FRLT Member Featured on NPR's Radio Lab
Remember a couple of years ago when FRLT member Dr. Linda Cayot and FRLT Executive Director Paul Hardy did that traveling lecture series about Conservation and Biodiversity in Galapagos and the Feather River Watershed? It was fascinating!
You'll hear Linda in the first two segments help tell the story of "just how far humans will go to protect something" and "just how far humans will go to try to bring back something that's been lost":
"Galapagos" immerses you in what it might be like to first set foot on the Galapagos through the eyes of Linda as a young research assistant and later as a lead researcher, as she helps tell the story of an ambitious and controversial effort to protect native species' habitat.
"Resurrection" tells the story of a 40-year effort to try bring something (in this case the Pinta tortoise) back from the brink of extinction. Linda was a research scientist and "match-maker" for the famous last remaining Pinta tortoise, "Lonesome George."
If you've never listened to Radio Lab, you are in for a treat.
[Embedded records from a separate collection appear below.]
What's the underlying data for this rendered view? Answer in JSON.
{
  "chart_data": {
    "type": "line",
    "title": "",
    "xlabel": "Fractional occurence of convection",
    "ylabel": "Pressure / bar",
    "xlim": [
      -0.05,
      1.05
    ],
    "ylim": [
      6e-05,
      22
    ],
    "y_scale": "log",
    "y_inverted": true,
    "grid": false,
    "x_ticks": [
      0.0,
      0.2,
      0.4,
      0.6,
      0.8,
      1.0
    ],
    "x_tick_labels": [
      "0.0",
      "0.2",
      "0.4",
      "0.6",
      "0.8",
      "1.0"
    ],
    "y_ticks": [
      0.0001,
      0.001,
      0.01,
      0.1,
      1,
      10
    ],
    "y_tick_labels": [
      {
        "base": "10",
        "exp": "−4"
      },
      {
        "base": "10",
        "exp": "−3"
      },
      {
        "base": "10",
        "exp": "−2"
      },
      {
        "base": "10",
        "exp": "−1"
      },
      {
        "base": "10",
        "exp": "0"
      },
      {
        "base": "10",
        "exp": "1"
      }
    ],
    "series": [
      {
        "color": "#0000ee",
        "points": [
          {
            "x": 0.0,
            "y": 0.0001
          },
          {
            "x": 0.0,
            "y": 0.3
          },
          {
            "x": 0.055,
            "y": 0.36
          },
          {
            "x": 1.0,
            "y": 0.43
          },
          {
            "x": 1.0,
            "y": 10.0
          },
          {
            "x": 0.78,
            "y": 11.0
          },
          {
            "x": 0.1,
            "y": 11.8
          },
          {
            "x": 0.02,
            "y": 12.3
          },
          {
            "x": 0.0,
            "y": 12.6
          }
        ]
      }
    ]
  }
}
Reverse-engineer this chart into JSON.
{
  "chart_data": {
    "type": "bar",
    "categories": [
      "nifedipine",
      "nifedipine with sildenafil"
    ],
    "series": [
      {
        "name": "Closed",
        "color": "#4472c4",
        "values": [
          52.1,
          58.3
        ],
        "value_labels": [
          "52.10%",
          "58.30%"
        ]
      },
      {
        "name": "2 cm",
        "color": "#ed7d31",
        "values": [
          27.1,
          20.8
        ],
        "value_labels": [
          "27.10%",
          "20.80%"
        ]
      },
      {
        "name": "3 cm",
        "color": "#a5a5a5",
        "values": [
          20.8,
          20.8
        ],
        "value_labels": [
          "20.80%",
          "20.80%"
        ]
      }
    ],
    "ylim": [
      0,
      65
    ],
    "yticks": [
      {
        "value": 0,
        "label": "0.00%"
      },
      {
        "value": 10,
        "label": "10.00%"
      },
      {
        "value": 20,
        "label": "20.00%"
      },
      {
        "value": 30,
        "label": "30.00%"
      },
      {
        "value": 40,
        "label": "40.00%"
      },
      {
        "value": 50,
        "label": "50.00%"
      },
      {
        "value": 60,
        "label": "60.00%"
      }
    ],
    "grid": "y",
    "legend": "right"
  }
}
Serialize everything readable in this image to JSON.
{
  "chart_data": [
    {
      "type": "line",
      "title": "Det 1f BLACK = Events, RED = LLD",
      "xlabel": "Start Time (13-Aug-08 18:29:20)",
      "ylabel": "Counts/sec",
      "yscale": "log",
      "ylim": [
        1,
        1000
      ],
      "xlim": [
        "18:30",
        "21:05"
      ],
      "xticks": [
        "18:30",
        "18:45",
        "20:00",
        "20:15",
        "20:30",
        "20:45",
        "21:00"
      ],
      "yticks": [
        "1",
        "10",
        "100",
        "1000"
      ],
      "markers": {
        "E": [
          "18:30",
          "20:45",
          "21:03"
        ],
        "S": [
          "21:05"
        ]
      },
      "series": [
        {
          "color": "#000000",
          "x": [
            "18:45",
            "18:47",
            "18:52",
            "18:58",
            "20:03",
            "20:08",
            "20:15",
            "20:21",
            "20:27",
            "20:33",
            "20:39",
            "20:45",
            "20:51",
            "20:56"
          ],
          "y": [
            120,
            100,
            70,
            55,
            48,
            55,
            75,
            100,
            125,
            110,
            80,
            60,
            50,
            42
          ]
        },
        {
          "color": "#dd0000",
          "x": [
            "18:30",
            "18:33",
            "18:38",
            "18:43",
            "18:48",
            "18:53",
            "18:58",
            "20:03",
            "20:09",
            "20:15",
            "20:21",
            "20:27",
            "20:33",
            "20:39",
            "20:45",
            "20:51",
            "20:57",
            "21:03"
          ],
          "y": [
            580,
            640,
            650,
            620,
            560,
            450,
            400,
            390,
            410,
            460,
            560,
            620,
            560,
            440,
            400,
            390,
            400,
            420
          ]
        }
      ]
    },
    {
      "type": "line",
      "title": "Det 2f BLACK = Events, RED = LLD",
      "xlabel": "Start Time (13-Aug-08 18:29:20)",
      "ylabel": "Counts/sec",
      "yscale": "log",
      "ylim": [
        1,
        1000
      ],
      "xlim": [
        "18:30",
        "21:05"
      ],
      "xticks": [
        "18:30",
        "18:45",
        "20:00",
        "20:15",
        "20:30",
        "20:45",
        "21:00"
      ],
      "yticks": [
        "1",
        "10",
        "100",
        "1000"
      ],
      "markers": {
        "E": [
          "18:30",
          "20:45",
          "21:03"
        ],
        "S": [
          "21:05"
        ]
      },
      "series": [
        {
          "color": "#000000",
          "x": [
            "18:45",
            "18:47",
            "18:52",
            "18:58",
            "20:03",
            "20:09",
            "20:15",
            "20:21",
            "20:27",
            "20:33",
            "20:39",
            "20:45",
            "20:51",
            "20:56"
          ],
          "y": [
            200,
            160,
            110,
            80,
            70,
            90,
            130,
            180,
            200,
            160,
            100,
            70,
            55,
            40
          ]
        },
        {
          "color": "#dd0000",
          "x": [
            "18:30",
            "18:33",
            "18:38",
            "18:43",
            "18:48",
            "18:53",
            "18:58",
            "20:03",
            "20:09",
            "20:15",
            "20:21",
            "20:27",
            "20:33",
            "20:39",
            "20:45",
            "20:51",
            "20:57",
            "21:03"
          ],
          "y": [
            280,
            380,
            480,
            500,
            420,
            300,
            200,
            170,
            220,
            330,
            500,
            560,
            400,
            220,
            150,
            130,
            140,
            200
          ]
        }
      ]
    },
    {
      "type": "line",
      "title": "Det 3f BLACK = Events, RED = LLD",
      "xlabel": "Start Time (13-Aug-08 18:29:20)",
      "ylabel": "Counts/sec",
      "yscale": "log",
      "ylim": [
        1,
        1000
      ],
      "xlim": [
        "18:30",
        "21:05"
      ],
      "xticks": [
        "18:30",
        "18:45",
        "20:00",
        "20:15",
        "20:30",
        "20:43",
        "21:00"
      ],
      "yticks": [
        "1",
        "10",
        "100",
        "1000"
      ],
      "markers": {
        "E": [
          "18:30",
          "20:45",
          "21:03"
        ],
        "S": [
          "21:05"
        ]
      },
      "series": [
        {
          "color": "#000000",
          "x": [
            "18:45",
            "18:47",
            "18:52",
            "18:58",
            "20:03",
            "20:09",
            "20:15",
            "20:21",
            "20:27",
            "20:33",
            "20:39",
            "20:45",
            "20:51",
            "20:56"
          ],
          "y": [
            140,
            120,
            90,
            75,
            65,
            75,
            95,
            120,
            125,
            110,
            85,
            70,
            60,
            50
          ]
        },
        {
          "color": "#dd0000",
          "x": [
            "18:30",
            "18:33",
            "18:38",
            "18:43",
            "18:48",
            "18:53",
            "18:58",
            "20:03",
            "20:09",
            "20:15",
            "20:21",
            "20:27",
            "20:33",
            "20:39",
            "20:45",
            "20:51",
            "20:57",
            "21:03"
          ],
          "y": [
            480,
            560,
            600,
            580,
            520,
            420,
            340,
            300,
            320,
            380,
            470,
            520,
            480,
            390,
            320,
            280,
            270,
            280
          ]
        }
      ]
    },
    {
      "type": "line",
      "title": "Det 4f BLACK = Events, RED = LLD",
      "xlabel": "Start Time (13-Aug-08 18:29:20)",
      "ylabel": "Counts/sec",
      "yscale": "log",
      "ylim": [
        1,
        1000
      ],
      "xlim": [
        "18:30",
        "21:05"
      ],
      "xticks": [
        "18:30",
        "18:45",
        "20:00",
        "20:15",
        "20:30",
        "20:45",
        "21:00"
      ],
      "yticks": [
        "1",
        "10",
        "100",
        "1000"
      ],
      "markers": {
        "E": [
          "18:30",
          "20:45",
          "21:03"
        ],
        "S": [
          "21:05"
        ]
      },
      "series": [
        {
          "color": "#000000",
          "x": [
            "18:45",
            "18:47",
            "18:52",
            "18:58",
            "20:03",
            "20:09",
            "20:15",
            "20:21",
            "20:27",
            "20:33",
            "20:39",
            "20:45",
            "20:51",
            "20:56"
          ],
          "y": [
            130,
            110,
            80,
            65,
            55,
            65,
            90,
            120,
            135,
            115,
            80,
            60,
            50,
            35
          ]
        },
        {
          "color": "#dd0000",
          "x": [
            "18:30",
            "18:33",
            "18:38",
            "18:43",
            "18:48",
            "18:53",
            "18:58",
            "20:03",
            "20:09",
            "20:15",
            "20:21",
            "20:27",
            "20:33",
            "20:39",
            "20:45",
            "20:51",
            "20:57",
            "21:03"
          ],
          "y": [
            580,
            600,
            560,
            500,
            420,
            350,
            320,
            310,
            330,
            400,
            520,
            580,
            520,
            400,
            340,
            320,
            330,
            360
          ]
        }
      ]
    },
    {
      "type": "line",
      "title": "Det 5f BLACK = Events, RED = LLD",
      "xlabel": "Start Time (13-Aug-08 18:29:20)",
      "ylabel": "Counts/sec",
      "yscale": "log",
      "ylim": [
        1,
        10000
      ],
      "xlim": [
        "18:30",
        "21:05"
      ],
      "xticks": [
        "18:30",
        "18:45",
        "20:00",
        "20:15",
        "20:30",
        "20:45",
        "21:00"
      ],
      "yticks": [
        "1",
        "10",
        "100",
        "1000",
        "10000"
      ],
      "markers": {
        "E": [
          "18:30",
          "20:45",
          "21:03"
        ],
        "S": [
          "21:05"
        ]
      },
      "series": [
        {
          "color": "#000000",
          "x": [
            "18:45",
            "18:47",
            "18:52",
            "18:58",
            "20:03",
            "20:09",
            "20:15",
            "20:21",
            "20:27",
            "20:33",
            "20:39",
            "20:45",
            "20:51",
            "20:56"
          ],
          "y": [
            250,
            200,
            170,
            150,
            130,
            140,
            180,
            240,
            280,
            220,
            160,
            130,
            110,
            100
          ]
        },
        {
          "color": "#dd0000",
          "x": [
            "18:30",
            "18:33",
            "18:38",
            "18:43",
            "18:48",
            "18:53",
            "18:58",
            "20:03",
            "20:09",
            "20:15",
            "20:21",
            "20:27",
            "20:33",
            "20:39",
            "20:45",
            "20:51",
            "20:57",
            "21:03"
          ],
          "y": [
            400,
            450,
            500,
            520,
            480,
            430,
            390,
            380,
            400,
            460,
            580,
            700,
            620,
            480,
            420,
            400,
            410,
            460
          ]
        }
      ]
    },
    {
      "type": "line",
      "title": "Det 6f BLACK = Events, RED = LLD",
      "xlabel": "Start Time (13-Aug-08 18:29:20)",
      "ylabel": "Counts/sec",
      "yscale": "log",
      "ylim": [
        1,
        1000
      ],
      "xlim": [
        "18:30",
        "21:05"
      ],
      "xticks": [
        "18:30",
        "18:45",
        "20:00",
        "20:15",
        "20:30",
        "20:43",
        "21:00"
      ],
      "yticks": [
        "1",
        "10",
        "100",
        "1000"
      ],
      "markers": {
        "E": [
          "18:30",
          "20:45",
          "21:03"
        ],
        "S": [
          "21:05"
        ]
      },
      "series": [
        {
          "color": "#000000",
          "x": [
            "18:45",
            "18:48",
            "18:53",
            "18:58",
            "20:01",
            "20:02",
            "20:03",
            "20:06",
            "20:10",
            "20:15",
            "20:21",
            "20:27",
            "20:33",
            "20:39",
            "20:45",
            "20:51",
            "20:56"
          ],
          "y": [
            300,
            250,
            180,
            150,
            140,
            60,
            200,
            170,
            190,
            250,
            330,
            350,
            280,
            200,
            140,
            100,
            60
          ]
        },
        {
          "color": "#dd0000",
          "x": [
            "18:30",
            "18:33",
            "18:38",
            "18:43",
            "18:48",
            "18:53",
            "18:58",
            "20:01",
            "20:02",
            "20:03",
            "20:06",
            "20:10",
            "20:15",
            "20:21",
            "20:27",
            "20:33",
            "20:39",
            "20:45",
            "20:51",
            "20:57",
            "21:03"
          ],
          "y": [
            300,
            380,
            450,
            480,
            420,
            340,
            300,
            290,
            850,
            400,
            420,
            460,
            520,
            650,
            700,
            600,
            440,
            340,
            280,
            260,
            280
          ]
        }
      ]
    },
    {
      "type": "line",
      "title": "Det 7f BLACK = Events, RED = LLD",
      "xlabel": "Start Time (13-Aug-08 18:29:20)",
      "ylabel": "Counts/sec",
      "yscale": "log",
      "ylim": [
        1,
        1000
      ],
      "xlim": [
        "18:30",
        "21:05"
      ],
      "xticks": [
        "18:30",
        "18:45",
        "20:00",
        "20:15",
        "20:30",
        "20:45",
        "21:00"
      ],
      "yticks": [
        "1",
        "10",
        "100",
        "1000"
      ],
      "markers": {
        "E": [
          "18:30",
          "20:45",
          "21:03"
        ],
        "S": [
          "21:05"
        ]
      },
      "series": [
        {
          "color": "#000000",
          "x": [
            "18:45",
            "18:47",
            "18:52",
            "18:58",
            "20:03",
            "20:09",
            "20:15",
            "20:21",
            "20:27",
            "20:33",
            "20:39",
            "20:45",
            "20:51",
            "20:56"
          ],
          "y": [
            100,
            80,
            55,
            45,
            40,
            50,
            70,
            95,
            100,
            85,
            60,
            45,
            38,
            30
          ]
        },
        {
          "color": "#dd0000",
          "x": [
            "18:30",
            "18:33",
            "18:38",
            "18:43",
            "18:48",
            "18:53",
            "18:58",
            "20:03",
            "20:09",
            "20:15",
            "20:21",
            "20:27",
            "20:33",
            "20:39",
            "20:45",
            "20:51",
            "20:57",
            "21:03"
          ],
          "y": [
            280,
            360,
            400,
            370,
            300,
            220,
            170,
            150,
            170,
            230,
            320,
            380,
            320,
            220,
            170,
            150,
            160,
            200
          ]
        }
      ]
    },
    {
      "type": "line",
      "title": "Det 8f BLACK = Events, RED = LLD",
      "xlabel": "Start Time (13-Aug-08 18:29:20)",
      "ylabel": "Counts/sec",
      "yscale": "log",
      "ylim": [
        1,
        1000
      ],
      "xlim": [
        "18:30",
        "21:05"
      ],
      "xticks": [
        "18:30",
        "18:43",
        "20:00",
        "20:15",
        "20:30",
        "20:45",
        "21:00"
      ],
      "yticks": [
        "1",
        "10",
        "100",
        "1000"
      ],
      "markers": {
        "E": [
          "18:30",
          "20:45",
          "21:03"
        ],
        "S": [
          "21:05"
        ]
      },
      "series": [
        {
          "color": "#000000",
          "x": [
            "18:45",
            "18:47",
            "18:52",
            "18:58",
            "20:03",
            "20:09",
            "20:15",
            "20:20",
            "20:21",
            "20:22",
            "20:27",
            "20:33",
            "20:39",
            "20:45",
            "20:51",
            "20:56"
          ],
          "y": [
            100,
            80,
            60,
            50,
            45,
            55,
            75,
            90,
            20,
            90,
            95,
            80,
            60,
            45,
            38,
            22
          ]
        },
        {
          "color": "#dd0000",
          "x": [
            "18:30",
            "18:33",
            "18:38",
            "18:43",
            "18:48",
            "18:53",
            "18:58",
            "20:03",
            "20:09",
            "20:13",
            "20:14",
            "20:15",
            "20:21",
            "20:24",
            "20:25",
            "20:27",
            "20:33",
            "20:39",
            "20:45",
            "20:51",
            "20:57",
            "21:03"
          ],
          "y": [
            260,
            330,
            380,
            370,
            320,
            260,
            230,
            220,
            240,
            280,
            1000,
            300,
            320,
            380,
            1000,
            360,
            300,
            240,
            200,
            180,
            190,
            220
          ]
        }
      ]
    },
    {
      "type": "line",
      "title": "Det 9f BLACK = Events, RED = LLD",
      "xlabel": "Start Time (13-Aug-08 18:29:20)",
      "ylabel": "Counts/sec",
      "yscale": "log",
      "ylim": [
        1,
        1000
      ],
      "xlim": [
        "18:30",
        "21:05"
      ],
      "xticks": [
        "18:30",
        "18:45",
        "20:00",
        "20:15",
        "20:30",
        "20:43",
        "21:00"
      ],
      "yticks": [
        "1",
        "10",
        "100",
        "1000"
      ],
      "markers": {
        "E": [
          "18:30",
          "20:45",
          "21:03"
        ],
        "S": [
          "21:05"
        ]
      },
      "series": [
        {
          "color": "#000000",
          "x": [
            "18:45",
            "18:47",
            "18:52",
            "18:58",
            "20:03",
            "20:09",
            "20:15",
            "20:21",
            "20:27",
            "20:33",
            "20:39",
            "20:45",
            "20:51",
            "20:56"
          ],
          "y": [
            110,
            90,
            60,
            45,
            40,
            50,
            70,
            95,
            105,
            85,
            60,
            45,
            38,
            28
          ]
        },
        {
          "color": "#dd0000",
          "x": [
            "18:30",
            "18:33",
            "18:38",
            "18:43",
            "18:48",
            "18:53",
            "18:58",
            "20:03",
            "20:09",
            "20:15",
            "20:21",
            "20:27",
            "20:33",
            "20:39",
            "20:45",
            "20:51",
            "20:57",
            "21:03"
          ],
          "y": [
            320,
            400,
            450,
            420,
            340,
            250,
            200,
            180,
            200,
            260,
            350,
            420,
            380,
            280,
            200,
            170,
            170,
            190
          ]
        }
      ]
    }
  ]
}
It is quirky, informative, often funny, and dramatic story-telling. Check it out.
Linda first traveled to Galapagos in 1981 to study giant tortoises for her PhD and has remained involved in the islands ever since. Working for the Charles Darwin Research Station from 1988 to 1998, she supervised the tortoise and land iguana breeding centers, including the care of "Lonesome George," the last of the Pinta Island Tortoises.
She is currently Science Advisor to Galapagos Conservancy, a nonprofit US organization dedicated to the long-term protection of the Galapagos Islands. Linda also serves on the Feather River Land Trust's Fund Development Committee.